A deeper problem that recursion and composition creates is around selection. In a complex, composed data model, it is harder to make selections and then it is harder to specify which composed elements I want to operate on within the selection. Selection is such a basic element of most of our object-verb interfaces that challenges there are fundamental to challenges in simplifying the user experience.
As a data model gets more powerful, users can often use the primitive capabilities to represent domain-specific semantics that the application does not fully understand. The application will then evolve over time to directly support and encode some of these semantics in the data model in order to provide a better authoring experience for these scenarios.

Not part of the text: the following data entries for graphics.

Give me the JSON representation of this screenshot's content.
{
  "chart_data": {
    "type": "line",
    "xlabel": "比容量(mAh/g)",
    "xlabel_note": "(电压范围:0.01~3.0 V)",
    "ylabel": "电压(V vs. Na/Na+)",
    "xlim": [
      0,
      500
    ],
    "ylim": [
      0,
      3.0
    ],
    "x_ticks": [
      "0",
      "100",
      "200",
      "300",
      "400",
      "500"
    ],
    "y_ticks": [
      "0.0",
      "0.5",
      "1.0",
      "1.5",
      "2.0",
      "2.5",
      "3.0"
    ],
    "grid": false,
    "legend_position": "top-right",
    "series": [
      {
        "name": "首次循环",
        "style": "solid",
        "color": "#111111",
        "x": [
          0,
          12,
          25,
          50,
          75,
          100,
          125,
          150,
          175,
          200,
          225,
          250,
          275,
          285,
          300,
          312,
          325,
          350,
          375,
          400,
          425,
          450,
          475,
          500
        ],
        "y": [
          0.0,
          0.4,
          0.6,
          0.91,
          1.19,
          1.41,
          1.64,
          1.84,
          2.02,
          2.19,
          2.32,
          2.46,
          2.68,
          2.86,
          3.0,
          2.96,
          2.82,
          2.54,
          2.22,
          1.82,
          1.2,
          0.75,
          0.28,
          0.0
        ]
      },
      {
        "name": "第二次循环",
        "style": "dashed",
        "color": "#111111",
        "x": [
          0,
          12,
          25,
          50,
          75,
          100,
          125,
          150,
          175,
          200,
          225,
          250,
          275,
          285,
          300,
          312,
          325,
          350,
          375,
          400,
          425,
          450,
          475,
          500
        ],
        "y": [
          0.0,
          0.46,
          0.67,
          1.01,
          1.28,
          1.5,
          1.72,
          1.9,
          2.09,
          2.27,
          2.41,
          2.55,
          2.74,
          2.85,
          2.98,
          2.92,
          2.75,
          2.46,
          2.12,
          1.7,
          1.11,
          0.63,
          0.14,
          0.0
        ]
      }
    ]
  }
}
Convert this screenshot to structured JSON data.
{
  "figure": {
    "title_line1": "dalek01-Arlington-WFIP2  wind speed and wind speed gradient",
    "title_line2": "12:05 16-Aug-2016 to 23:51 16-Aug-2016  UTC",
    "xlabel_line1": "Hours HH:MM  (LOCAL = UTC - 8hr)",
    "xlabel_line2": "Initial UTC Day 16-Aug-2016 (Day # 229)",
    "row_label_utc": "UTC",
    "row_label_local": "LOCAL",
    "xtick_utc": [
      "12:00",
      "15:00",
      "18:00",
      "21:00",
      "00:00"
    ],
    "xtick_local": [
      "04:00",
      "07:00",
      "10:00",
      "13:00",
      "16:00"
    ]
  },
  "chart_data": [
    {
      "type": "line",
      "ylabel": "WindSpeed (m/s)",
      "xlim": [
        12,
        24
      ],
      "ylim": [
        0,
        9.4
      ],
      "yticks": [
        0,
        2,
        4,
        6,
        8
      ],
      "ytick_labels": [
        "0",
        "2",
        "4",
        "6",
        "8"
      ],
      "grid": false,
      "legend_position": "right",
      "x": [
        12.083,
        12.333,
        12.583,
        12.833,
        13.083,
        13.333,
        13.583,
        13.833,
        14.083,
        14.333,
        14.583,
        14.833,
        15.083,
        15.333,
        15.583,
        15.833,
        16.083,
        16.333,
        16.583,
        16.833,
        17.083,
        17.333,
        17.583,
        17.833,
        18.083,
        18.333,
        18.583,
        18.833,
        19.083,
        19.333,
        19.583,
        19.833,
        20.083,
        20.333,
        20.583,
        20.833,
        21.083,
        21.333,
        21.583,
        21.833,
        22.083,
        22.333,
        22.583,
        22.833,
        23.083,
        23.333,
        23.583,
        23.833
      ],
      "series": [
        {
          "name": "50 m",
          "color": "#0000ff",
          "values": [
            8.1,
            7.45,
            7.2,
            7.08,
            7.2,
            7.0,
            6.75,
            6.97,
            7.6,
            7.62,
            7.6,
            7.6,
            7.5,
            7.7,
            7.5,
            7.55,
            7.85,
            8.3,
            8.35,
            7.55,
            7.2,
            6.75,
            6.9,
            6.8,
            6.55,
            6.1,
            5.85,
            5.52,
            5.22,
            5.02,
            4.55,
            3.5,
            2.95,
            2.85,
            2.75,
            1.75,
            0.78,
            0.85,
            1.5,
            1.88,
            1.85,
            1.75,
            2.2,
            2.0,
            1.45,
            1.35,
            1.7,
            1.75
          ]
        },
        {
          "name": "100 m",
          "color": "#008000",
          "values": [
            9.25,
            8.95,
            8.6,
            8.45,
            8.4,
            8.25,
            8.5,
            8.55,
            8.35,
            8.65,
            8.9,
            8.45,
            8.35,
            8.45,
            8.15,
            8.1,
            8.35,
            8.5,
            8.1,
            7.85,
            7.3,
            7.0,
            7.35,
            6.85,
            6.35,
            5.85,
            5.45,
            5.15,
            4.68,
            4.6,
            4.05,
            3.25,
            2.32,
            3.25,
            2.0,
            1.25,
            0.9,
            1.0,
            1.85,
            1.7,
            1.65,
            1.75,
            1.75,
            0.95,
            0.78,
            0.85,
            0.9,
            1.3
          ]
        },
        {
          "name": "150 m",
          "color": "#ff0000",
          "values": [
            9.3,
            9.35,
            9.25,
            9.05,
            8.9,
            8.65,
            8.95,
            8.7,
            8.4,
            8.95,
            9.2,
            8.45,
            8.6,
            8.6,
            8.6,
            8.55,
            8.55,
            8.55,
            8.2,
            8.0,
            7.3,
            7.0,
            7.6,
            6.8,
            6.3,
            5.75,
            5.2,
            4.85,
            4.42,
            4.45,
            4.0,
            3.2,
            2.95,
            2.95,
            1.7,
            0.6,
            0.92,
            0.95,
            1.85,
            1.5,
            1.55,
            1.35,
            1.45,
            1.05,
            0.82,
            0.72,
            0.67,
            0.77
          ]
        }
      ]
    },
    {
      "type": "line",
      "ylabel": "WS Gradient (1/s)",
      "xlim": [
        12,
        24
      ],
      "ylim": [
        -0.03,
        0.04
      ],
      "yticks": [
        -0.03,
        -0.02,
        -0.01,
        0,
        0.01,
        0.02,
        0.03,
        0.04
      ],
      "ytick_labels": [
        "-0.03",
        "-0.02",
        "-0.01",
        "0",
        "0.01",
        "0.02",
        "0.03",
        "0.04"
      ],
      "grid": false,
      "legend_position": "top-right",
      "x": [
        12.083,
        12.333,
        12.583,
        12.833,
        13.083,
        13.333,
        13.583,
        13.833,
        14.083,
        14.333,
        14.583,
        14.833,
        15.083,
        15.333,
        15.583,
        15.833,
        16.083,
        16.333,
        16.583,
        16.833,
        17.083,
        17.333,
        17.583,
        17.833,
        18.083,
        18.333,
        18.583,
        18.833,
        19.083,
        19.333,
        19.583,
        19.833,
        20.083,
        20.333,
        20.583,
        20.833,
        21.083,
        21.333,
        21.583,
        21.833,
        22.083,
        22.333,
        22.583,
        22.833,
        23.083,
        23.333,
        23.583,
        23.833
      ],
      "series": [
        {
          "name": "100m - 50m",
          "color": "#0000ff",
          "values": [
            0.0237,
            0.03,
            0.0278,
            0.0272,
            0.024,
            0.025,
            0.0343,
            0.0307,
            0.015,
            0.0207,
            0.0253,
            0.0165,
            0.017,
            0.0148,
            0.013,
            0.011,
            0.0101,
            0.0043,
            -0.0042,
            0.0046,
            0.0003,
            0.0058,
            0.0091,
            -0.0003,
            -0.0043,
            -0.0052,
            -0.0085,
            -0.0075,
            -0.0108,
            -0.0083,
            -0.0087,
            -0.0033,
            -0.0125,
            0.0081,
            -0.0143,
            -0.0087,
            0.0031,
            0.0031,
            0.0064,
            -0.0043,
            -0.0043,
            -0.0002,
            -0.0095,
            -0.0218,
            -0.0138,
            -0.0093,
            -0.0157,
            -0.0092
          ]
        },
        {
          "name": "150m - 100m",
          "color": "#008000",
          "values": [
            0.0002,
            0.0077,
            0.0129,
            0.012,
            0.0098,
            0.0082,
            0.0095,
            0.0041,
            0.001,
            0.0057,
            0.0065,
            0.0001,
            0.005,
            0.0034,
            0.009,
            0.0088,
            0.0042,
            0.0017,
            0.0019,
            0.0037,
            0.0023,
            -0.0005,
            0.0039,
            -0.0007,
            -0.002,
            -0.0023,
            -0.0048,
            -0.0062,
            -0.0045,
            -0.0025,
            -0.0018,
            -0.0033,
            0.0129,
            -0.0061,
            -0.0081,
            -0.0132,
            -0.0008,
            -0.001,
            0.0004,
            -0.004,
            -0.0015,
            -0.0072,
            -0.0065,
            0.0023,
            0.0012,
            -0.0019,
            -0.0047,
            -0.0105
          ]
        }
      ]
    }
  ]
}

This often involves adding a level of indirection (style sheets in word processors are the classic example). As every programmer knows, any problem can be solved by an additional level of indirection. Indirection is both very powerful and especially difficult to represent in the user experience. This often ends up being a slippery slope since those new capabilities now complicate the interface for all users, not just the ones whose special scenario you were trying to support.
Attempts to simplify the interface where the user doesn’t have a mental model of the full power of the application often runs into challenges where we can create simple ways of creating data model states that the user does not understand. Word has a very powerful “section” model and uses this for the “Insert Cover Page” feature accessible from the ribbon. That’s a very easy-to-use interface, but if you don’t understand how this works (in particular, page numbering and page layout is bound to the section) it is easy to get into trouble where the behavior of the document becomes hard to understand and control. Even long-time Word users sometimes find themselves editing a document that behaves unexpectedly, most often because it is using a feature whose behavior they are unfamiliar with.
What’s the lesson here?
My main point is that you want to go into these design trade-offs with eyes wide open and recognize that slippery slope. If you can actually keep the data model simple (e.g. Twitter’s “140 character message”), simplification of the user experience typically follows. As you make the data model (and runtime) more powerful, you will inherently run into problems about how to map user intent. An application interface can be unnecessarily complex, but in many cases the introduced application complexity is inherent in the increase in power.
How to map user intent is the hard problem. In some cases, we can simplify by providing an entry point where the user directly expresses their intent. So a user interacting with PowerPoint’s slide thumbnail view is always operating at the full slide level (copying, pasting, rearranging). The entry point itself is used to disambiguate the user’s intent when they take some action like Paste. We can also take this approach at the app level — so Microsoft provides Office Lens as a separate application that is tuned around the user’s intent to create new OneNote pages with a camera image on them.
The fundamental problem is how to map user intent. You cannot create more power in the data model without introducing matching problems in understanding what the user actually intended when they took some action.